Friday, December 02, 2011

The credibility chasm

In front of her own parliament, Merkel rejects the idea of a "quick fix", telling her MPs that the German constitution does not permit devolving budgets to a European institution. Discussion about Eurobonds - multi-national issuance in which Club Med would piggyback German credit ratings - is "therefore pointless", she says. The only way to have them would be full fiscal union.

Thus, we are told by Merkel herself that she is determined to create a legally-enforceable "fiscal union" for the eurozone. The details are to be revealed jointly by Merkel and Sarkozy in their address on Monday.
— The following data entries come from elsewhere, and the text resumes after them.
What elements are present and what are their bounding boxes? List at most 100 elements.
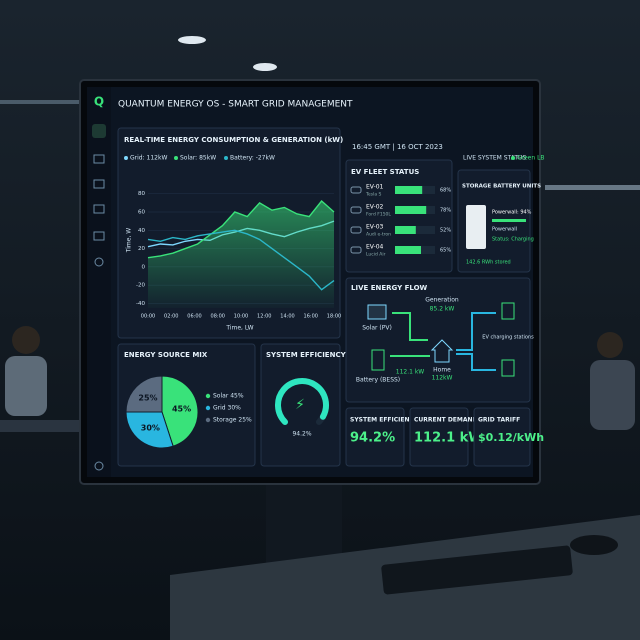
ev-bar	[395, 226, 416, 234]
keyboard	[381, 545, 573, 595]
flow-arrow	[456, 353, 496, 371]
kpi-card	[345, 407, 405, 467]
battery-unit	[466, 205, 486, 249]
kpi-label: GRID TARIFF	[478, 417, 520, 424]
kpi-value: 112.1 kW	[414, 431, 483, 446]
series-line	[147, 229, 335, 291]
flow-battery-value: 112.1 kW	[396, 369, 425, 376]
x-tick-label: 18:00	[327, 314, 341, 320]
panel-title: STORAGE BATTERY UNITS	[462, 184, 541, 190]
panel-title: REAL-TIME ENERGY CONSUMPTION & GENERATIO…	[124, 136, 343, 144]
ev-charger-icon	[501, 302, 515, 320]
car-icon	[350, 186, 362, 194]
mouse	[570, 535, 618, 555]
legend-label: Solar: 85kW	[180, 155, 216, 162]
nav-settings[interactable]	[94, 257, 104, 267]
flow-ev: EV charging stations	[482, 335, 534, 341]
legend-dot	[205, 405, 211, 411]
x-tick-label: 00:00	[141, 314, 155, 320]
ev-id: EV-03	[366, 224, 384, 231]
car-icon	[350, 206, 362, 214]
nav-settings[interactable]	[94, 461, 104, 471]
flow-solar: Solar (PV)	[362, 325, 392, 332]
person	[597, 332, 623, 358]
legend-label: Grid: 112kW	[130, 155, 167, 162]
ceiling-light	[178, 36, 206, 44]
y-tick-label: 80	[138, 191, 145, 197]
y-tick-label: 60	[138, 210, 145, 216]
ev-bar	[395, 246, 421, 254]
nav-icon[interactable]	[93, 154, 105, 164]
storage-bar	[492, 219, 526, 222]
legend-dot	[205, 417, 211, 423]
panel-title: ENERGY SOURCE MIX	[124, 351, 208, 359]
person	[5, 356, 47, 416]
ev-model: Audi e-tron	[366, 232, 391, 238]
x-tick-label: 12:00	[257, 314, 271, 320]
storage-level: Powerwall: 94%	[492, 210, 532, 216]
x-axis-label: Time, LW	[225, 325, 253, 332]
pie-slice	[161, 375, 199, 447]
status-dot	[511, 156, 515, 160]
status-label: LIVE SYSTEM STATUS	[463, 155, 526, 162]
flow-battery: Battery (BESS)	[356, 377, 400, 384]
ev-panel	[345, 159, 453, 273]
legend-dot	[205, 393, 211, 399]
pie-label: 25%	[138, 393, 157, 402]
series-line	[147, 200, 335, 259]
flow-generation-value: 85.2 kW	[430, 306, 455, 313]
nav-icon[interactable]	[93, 204, 105, 214]
sidebar	[87, 87, 111, 477]
pie-slice	[125, 411, 174, 449]
ev-id: EV-02	[366, 204, 384, 211]
x-tick-label: 14:00	[280, 314, 294, 320]
ev-model: Tesla S	[365, 192, 382, 198]
storage-status: Status: Charging	[492, 237, 534, 243]
panel-title: LIVE ENERGY FLOW	[351, 284, 428, 292]
x-tick-label: 06:00	[187, 314, 201, 320]
kpi-label: CURRENT DEMAND	[414, 417, 478, 424]
flow-arrow	[456, 312, 496, 351]
ev-model: Lucid Air	[366, 252, 386, 258]
car-icon	[350, 246, 362, 254]
kpi-card	[409, 407, 469, 467]
legend-label: Grid 30%	[213, 405, 241, 412]
battery-icon	[371, 349, 385, 371]
datetime: 16:45 GMT | 16 OCT 2023	[352, 143, 443, 151]
storage-stored: 142.6 RWh stored	[466, 260, 511, 266]
ev-charger-icon	[501, 359, 515, 377]
legend-label: Solar 45%	[213, 393, 244, 400]
person	[590, 360, 635, 430]
flow-generation: Generation	[425, 297, 459, 304]
y-tick-label: 40	[138, 228, 145, 234]
y-tick-label: 20	[138, 246, 145, 252]
status: Green LB	[517, 155, 545, 162]
nav-icon[interactable]	[93, 179, 105, 189]
ceiling-light	[0, 100, 80, 104]
home-icon	[430, 339, 454, 363]
x-tick-label: 10:00	[234, 314, 248, 320]
efficiency-panel	[260, 343, 341, 467]
nav-icon[interactable]	[93, 231, 105, 241]
kpi-value: $0.12/kWh	[478, 431, 544, 444]
ev-value: 78%	[440, 208, 451, 214]
flow-home: Home	[433, 367, 451, 374]
kpi-card	[473, 407, 531, 467]
kpi-value: 94.2%	[350, 431, 395, 446]
pie-label: 30%	[141, 424, 160, 433]
desk	[0, 420, 80, 432]
gauge-label: 94.2%	[292, 431, 311, 438]
ev-value: 52%	[440, 228, 451, 234]
ev-model: Ford F150L	[366, 212, 391, 218]
legend-label: Storage 25%	[213, 417, 252, 424]
solar-icon	[367, 304, 387, 320]
nav-home[interactable]	[92, 124, 106, 138]
pie-label: 45%	[172, 404, 191, 413]
gauge-value	[275, 378, 329, 425]
ev-id: EV-04	[366, 244, 384, 251]
ev-value: 65%	[440, 248, 451, 254]
y-tick-label: -20	[136, 283, 145, 289]
ceiling-light	[545, 185, 640, 190]
logo: Q	[94, 95, 104, 109]
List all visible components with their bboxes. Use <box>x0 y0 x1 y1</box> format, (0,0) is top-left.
But we are not being told the whole story here. Firstly, Sarkozy has already rejected the idea of the further supranationalism that would be involved in developing a legally-enforceable "fiscal union". And the reality is here in the small-print. A "legally-enforceable" fiscal union is a supranational union – compulsion as opposed to the co-operation entailed in intergovernmentalism. On the face of it, Merkel and Sarkozy are already at odds.

Then there is that small matter of the German constitution. Merkel is right in saying that its constitution does not permit devolving budgets to a European institution. But that would apply with or without a new treaty. Merkel cannot adopt an amendment to the Lisbon Treaty if it conflicts with Germany's Basic Law.

Thus, as far as we are aware, in order for Merkel to get her "fiscal union" – France permitting - she must change the German constitution, which would appear to require a referendum.

This now confronts the timescale issue. None of this can be completed before the end of 2013. Yet immediate action is needed – not in two years' time, but now. There lies the great disconnect. What happens between now and 2013, beading in mind that Merkel herself says nothing can happen without fiscal union?

Then, finally, 2013 is slap bang in the middle of the German general election campaign. Assuming that Merkel wants to get back in (and has any chance of so doing), how is that going to affect any referendum? Can Merkel really fight a referendum calling for the highly unpopular move of greater fiscal union, while at the same time seeking re-election?

At the outset, Merkel says that we are dealing with a sovereign debt crisis, but also with a crisis of trust. But there is also a crisis of credibility. What the "colleagues" say needs doing they cannot agree amongst themselves, and they cannot offer a realistic timescale for that action.

We thought yesterday, from José Manuel Barroso's statement, that the talk on the treaty was a confidence-builder, a statement of intent, while the real action goes on elsewhere. But the situation has deteriorated too far for cosmetic action to restore confidence. Real action is needed. But, it would appear, there is no "real action". This is all smoke and mirrors. The credibility gap is in fact a chasm.